22 August 2026 I found out my super kind and sweet husband had been having an affair with some who works for him. I haven’t slept properly, I’ve lost about 10 kilos from not eating. At first, my resting heart rate was in the 90s, at least that’s settled.
The more details I add the worse it gets. He trickle truthed me at first. It was only a couple of months while we were separated, then never while we lived together. Then, it was happening right up to January this year.
My husband and I have been together for awhile, and our relationship has endured different seasons. But now I look at him and I don’t know him. At first, when I found out I asked too many explicit questions, which he unfortunately answered. Now I am left heartbroken.
He started a business in 2018, employed her remotely in 2019. Then in 2022 she moved cities to be in the same city as us. At that time her marriage fell apart.
I hold him responsible 100%. And he betrayed me. However, she booked the hotel the first time. She love bombed him with gifts. Moving cities, according to her, was partly motivated by being near him. I have so much hate towards her.
I want to heal, I want to build a happy and healthy marriage.
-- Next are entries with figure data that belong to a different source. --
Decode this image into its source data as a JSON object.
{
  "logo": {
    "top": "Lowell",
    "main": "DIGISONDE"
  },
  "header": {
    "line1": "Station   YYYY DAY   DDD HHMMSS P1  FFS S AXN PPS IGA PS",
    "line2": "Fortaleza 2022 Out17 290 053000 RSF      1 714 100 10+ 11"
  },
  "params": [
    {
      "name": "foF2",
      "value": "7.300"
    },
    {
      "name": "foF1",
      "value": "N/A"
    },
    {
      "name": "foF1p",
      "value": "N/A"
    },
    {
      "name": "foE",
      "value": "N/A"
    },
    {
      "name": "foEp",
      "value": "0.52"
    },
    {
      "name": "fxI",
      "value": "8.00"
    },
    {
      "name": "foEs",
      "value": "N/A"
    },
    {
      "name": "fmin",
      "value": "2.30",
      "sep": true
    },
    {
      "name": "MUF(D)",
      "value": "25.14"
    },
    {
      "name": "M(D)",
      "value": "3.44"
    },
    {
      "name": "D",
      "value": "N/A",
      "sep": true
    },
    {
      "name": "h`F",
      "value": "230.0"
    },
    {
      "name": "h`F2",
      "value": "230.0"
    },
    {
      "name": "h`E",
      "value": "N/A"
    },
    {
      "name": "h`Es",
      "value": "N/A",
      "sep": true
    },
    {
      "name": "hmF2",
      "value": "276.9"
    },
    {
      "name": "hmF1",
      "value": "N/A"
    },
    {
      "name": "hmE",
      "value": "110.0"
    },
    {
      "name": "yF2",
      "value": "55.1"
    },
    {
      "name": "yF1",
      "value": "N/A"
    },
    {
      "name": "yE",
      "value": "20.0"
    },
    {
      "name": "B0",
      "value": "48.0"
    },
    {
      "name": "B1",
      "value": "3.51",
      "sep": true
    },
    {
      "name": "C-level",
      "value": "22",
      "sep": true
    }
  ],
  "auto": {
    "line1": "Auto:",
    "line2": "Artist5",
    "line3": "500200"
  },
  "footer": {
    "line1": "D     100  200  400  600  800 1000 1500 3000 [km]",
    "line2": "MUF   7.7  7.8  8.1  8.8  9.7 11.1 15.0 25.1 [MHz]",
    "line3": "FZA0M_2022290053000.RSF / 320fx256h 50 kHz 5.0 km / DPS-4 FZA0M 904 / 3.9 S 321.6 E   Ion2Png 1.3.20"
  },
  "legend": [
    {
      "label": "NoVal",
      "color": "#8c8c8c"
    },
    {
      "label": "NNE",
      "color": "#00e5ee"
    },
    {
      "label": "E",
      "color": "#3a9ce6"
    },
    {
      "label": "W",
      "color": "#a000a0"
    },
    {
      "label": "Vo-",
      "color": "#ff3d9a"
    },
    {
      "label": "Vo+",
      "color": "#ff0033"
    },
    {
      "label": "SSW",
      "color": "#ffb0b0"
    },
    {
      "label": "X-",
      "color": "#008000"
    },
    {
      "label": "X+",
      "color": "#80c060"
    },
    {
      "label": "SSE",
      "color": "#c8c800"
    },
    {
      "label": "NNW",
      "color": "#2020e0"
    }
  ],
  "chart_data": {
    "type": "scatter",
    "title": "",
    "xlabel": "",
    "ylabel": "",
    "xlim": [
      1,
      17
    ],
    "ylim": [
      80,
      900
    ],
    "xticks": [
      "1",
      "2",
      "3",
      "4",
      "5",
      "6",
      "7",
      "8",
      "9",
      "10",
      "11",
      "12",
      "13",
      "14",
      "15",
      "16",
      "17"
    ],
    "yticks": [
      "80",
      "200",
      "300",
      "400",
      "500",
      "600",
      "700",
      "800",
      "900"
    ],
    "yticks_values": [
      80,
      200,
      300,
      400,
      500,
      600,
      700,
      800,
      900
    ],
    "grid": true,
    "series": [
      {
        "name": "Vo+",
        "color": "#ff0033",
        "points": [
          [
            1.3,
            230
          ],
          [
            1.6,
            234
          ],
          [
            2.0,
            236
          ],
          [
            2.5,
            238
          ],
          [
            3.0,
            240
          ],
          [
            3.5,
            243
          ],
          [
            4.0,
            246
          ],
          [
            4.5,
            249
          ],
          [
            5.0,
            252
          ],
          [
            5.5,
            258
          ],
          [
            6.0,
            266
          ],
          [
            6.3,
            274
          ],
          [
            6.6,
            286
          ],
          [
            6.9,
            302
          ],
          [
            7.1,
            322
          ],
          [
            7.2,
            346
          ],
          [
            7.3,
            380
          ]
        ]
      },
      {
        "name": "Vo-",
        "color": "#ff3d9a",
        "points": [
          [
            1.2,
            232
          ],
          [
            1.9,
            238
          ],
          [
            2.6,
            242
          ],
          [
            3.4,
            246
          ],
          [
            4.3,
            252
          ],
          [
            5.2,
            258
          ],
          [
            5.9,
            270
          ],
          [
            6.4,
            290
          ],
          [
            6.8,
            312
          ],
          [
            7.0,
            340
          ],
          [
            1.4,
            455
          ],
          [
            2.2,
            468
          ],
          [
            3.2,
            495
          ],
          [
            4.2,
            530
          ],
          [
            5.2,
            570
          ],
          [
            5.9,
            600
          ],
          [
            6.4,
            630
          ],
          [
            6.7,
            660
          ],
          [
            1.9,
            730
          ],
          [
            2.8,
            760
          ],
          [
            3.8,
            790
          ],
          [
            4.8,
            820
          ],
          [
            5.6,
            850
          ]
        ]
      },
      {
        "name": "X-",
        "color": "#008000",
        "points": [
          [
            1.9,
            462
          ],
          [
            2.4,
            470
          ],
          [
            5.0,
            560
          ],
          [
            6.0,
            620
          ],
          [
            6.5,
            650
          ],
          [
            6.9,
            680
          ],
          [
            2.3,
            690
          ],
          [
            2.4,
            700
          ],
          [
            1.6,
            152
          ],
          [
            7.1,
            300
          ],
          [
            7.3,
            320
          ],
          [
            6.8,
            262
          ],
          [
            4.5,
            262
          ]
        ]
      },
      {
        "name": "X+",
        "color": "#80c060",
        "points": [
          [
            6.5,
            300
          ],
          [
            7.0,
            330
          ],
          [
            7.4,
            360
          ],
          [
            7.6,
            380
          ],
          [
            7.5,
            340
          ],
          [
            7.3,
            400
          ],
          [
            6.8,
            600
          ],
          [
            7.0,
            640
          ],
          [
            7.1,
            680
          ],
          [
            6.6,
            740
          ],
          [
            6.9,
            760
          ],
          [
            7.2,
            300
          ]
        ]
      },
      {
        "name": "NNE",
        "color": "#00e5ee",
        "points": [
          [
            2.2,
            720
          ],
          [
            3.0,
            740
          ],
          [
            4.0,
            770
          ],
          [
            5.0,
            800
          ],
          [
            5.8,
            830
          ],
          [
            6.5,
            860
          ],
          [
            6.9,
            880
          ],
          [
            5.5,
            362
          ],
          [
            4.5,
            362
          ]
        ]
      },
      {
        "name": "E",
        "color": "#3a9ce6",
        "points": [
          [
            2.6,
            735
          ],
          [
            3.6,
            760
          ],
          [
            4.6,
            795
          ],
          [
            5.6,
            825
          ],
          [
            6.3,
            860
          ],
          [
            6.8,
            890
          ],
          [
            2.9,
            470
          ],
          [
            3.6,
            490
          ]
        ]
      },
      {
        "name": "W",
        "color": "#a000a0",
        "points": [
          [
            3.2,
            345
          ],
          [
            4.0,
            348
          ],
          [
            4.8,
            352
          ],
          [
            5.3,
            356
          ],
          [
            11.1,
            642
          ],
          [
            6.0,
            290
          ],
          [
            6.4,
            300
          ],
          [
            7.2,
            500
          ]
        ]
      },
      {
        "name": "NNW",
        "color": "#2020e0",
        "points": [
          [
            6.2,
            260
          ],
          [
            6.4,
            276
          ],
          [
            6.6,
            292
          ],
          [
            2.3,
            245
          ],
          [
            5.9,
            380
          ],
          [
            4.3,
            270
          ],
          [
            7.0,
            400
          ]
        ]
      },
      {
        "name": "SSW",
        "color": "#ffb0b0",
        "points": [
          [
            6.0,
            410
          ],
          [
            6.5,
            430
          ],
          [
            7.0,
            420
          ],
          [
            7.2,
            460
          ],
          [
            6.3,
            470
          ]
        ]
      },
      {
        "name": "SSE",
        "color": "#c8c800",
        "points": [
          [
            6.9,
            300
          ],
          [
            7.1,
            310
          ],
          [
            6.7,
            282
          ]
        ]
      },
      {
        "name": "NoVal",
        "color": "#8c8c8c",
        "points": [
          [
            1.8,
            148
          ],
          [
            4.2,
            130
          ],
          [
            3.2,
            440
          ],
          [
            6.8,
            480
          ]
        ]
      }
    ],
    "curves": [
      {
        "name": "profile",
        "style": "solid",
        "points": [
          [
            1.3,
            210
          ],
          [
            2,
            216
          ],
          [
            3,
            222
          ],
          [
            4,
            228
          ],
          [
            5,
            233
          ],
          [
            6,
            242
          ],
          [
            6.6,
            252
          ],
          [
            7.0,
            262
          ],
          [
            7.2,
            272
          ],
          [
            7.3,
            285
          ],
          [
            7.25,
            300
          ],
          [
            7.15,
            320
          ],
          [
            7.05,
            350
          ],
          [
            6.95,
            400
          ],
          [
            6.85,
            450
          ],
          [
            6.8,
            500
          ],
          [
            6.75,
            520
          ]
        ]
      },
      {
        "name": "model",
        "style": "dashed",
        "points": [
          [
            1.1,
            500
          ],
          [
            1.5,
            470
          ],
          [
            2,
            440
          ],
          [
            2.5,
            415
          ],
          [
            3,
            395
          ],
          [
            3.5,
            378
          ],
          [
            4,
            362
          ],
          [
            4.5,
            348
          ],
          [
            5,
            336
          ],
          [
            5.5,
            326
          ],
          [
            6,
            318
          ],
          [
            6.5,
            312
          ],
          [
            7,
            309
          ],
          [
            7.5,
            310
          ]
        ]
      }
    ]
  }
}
I want to look at my husband and not imagine him with her.
For the short term, they need to work together. She now works from home and their contact is through work channels only which I see most days. I am satisfied the affair is over, he shares his location I do not think they have continued. But how do we progress? I think I’m ok, then while lying in bed a violent jerk awake because the images in my mind are so traumatising.
I want my marriage. I want my husband. I want my life back.